Ohka and Pavano are the same age, and Ohka has more recent success whereas Pavano has barely pitched the last four years.  Pavano did come back last year, but what in his seven starts did he show?  Pavano's 2008 line in seven starts: 5.77 ERA, 3.93 K/9, .306 BAA, 0.68 G/F, and a .835 OPS.  As a reference point, Jeremy Sowers in 22 starts in 2008: 5.58 ERA, 4.76 K/9, 1.64 K/BB, .291 BAA, 0.76 G/F, .825 OPS.  Sowers had better numbers across the board.  Yikes.

And Ohka has been better recently than Pavano.  First off, he has no real injury issues. Secondly, in 2005 he was 11-9 with a 4.04 ERA in 32 games and threw 180 innings. That same year in his first year in NY, Pavano threw 100 innings and came up lame and finished 4-6 with a 4.77 ERA in 17 games.  2006 and 2007 was a wash for Pavano and Ohka, but while Pavano was hurt, at least Ohka was still throwing and splitting time in the bigs and minors. In 2008 Ohka threw 135 innings for the White Sox Triple-A affiliate.

So, as a guy named Denzel once said, someone explain it to me like I am a four year old how Pavano is better than Ohka?  It certainly isn't their "stuff", and as far as track record goes, they both are at least the same, with Ohka the more sustained success and better health record.

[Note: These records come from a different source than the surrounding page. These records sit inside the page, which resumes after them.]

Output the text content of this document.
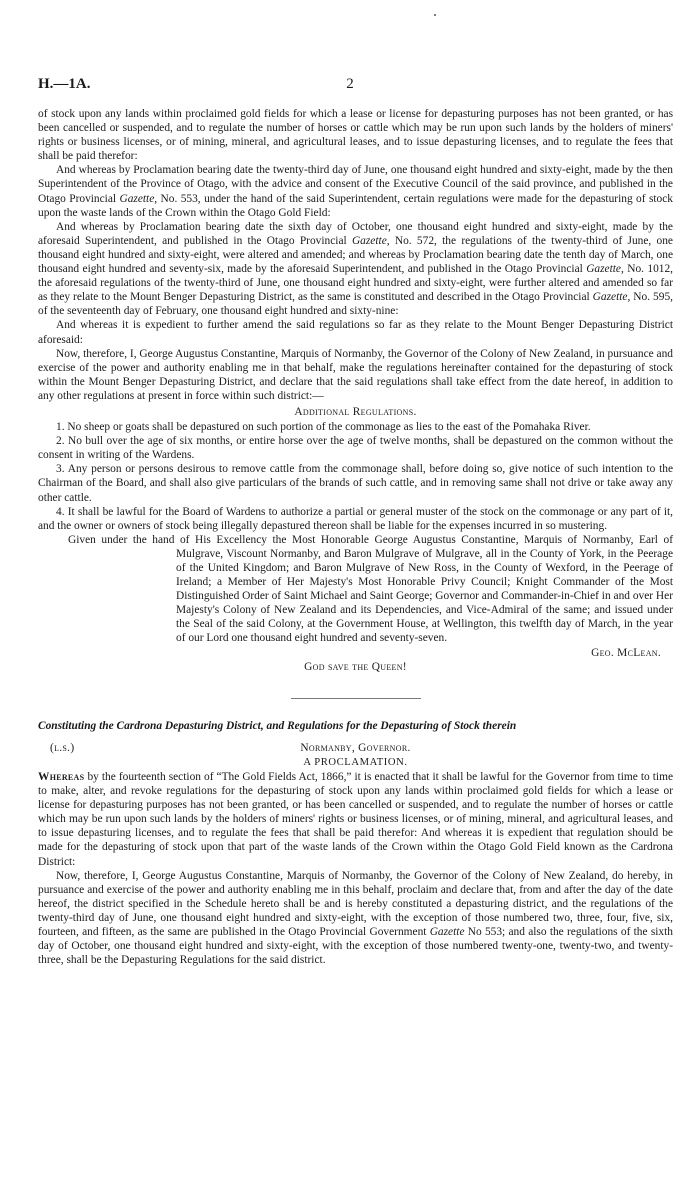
H.—1A.	2

of stock upon any lands within proclaimed gold fields for which a lease or license for depasturing purposes has not been granted, or has been cancelled or suspended, and to regulate the number of horses or cattle which may be run upon such lands by the holders of miners' rights or business licenses, or of mining, mineral, and agricultural leases, and to issue depasturing licenses, and to regulate the fees that shall be paid therefor:

And whereas by Proclamation bearing date the twenty-third day of June, one thousand eight hundred and sixty-eight, made by the then Superintendent of the Province of Otago, with the advice and consent of the Executive Council of the said province, and published in the Otago Provincial Gazette, No. 553, under the hand of the said Superintendent, certain regulations were made for the depasturing of stock upon the waste lands of the Crown within the Otago Gold Field:

And whereas by Proclamation bearing date the sixth day of October, one thousand eight hundred and sixty-eight, made by the aforesaid Superintendent, and published in the Otago Provincial Gazette, No. 572, the regulations of the twenty-third of June, one thousand eight hundred and sixty-eight, were altered and amended; and whereas by Proclamation bearing date the tenth day of March, one thousand eight hundred and seventy-six, made by the aforesaid Superintendent, and published in the Otago Provincial Gazette, No. 1012, the aforesaid regulations of the twenty-third of June, one thousand eight hundred and sixty-eight, were further altered and amended so far as they relate to the Mount Benger Depasturing District, as the same is constituted and described in the Otago Provincial Gazette, No. 595, of the seventeenth day of February, one thousand eight hundred and sixty-nine:

And whereas it is expedient to further amend the said regulations so far as they relate to the Mount Benger Depasturing District aforesaid:

Now, therefore, I, George Augustus Constantine, Marquis of Normanby, the Governor of the Colony of New Zealand, in pursuance and exercise of the power and authority enabling me in that behalf, make the regulations hereinafter contained for the depasturing of stock within the Mount Benger Depasturing District, and declare that the said regulations shall take effect from the date hereof, in addition to any other regulations at present in force within such district:—

Additional Regulations.

1. No sheep or goats shall be depastured on such portion of the commonage as lies to the east of the Pomahaka River.

2. No bull over the age of six months, or entire horse over the age of twelve months, shall be depastured on the common without the consent in writing of the Wardens.

3. Any person or persons desirous to remove cattle from the commonage shall, before doing so, give notice of such intention to the Chairman of the Board, and shall also give particulars of the brands of such cattle, and in removing same shall not drive or take away any other cattle.

4. It shall be lawful for the Board of Wardens to authorize a partial or general muster of the stock on the commonage or any part of it, and the owner or owners of stock being illegally depastured thereon shall be liable for the expenses incurred in so mustering.

Given under the hand of His Excellency the Most Honorable George Augustus Constantine, Marquis of Normanby, Earl of Mulgrave, Viscount Normanby, and Baron Mulgrave of Mulgrave, all in the County of York, in the Peerage of the United Kingdom; and Baron Mulgrave of New Ross, in the County of Wexford, in the Peerage of Ireland; a Member of Her Majesty's Most Honorable Privy Council; Knight Commander of the Most Distinguished Order of Saint Michael and Saint George; Governor and Commander-in-Chief in and over Her Majesty's Colony of New Zealand and its Dependencies, and Vice-Admiral of the same; and issued under the Seal of the said Colony, at the Government House, at Wellington, this twelfth day of March, in the year of our Lord one thousand eight hundred and seventy-seven.

Geo. McLean.

God save the Queen!

Constituting the Cardrona Depasturing District, and Regulations for the Depasturing of Stock therein

(l.s.)	Normanby, Governor.

A PROCLAMATION.

Whereas by the fourteenth section of “The Gold Fields Act, 1866,” it is enacted that it shall be lawful for the Governor from time to time to make, alter, and revoke regulations for the depasturing of stock upon any lands within proclaimed gold fields for which a lease or license for depasturing purposes has not been granted, or has been cancelled or suspended, and to regulate the number of horses or cattle which may be run upon such lands by the holders of miners' rights or business licenses, or of mining, mineral, and agricultural leases, and to issue depasturing licenses, and to regulate the fees that shall be paid therefor: And whereas it is expedient that regulation should be made for the depasturing of stock upon that part of the waste lands of the Crown within the Otago Gold Field known as the Cardrona District:

Now, therefore, I, George Augustus Constantine, Marquis of Normanby, the Governor of the Colony of New Zealand, do hereby, in pursuance and exercise of the power and authority enabling me in this behalf, proclaim and declare that, from and after the day of the date hereof, the district specified in the Schedule hereto shall be and is hereby constituted a depasturing district, and the regulations of the twenty-third day of June, one thousand eight hundred and sixty-eight, with the exception of those numbered two, three, four, five, six, fourteen, and fifteen, as the same are published in the Otago Provincial Government Gazette No 553; and also the regulations of the sixth day of October, one thousand eight hundred and sixty-eight, with the exception of those numbered twenty-one, twenty-two, and twenty-three, shall be the Depasturing Regulations for the said district.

This is not a "Ohka for the rotation" campaign, as I do not want him in the rotation to start the season either.  This is merely to compare the two players and different deals they were given.  If you want Pavano, then sign him to a non-guaranteed deal as a non-roster spring training invitee (NRI).  If he would not agree to a non-roster invite, you pass.  No loss at all.  I'd have been much happier going out and signing two or three more NRI veteran pitchers to compete for a spot in the rotation - but have no guaranteed roster spot - than doing what they did with Pavano. It would be one thing if he in fact did have a history of success like with Kevin Millwood when we got him, but Pavano is a far cry from that.

This is my biggest beef with Shapiro, and I have mentioned this in the past, but his inability to trust his farm system and avoid these retread signings often seems to stall the development of some of his younger players.  Guys like Laffey, Jackson, Sowers, Huff, and Lewis need to be used now.  They need to make a decision on these guys and quit putting off the decision until they have no choice because the player runs out of minor league options.  As a minor leaguer honk, I'd just like to see a little more faith in their prospects.  It certainly is a dangerous slope to walk on with young talent, but is it any different when you are dealing with such low-upside veterans like the Carl Pavano, Jason Michaels, Aaron Fultz, and Aaron Boone's of the world?

Bottom line, Huff is healthy, has tremendous upside, and is considered major league ready and projects to be a middle of the rotation guy.  Heck, I would be more inclined to even go with Scott Lewis over Pavano.  Maybe something has changed this offseason with the questionable health of Laffey and Reyes to where they no longer felt comfortable with their in-house alternatives, but the decision to sign Pavano to a guaranteed deal was lacking in good judgment by Shapiro.

Those that know me understand that I am typically on-board with Shapiro most of the time with his decisions, but in this case I am not.